Mañana 9 de junio el Museo Guggenheim abre sus salas para una retrospectiva que dará que hablar, porque el objetivo es Jeff Koons, a medio camino entre la genialidad y el marketing comercial puro y duro. Hoy mismo ha sido la presentación para la exposición que abre sus puertas mañana. 

 

Por cada guiño, sonrisa o alabanza que recibe Jeff Koons hay alguien que protesta por el grado de mercantilismo que ha alcanzado su obra, y él mismo. Un ejemplo: Manuel Vicent en El País hace no mucho (febrero de este año), donde lo diseccionaba con muy mala leche y no exento de razones. Pero es un artista peculiar: la sorpresa forma parte de su existencia tanto como las técnicas. Eso sí, tiene en su haber más que cumplida la primera regla de todo artista que quiera destacar y hacer carrera: tener una marca propia, un estilo único, algo que le diferencia del resto.

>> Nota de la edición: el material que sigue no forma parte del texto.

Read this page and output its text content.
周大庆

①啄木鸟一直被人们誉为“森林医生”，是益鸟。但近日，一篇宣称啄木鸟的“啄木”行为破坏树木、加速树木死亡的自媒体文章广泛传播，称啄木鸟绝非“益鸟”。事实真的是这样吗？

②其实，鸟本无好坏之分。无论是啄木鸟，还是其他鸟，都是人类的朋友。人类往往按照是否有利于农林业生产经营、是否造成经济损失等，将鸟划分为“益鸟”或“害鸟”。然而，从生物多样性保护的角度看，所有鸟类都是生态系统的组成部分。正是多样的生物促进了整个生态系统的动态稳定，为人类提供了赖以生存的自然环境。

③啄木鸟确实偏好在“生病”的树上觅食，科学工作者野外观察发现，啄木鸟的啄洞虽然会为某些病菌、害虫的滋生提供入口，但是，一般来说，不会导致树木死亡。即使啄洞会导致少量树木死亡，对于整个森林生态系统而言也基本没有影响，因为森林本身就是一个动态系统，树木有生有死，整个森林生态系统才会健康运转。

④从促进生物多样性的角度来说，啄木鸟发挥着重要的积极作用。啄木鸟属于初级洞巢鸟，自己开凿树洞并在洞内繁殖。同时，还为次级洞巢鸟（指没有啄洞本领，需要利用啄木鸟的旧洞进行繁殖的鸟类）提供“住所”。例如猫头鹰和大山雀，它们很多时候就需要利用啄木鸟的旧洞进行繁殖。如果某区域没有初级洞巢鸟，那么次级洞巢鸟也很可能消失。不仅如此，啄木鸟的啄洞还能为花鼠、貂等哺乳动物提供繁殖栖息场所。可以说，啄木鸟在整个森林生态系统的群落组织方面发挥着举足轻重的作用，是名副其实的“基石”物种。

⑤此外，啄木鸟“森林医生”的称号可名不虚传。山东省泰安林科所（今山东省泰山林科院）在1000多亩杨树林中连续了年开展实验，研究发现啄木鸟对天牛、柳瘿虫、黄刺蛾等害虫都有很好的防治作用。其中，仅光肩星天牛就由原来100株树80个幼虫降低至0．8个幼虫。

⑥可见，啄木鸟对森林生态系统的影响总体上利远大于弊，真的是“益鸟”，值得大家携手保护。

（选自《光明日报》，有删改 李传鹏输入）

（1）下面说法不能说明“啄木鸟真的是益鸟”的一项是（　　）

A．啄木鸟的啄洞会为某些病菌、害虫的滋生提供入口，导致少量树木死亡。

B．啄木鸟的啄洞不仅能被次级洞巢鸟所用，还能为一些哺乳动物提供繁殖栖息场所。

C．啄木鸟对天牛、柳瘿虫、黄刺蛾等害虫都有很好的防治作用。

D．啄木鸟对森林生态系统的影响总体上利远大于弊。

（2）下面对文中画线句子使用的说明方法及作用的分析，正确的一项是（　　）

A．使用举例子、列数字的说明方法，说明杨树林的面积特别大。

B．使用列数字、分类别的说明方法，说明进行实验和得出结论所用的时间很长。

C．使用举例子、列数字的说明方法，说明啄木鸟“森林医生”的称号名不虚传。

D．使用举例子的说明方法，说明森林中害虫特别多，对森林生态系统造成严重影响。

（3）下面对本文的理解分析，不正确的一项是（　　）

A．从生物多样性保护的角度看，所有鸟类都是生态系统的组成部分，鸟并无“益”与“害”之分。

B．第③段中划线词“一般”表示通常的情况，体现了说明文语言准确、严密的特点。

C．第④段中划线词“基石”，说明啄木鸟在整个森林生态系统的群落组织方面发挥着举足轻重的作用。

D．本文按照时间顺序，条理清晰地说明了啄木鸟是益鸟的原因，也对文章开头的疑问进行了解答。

Es un icono al que hacer una buena retrospectiva, y el Museo Guggenheim ejercerá de pedagogo para las masas con Koons del 9 de junio al 27 de septiembre. Una ocasión perfecta para echar un vistazo a un artista que deambula como un saltimbanqui entre la mercadotecnia de sí mismo y el arte. Un creador capaz de convertir cualquier cosa kitsch en arte.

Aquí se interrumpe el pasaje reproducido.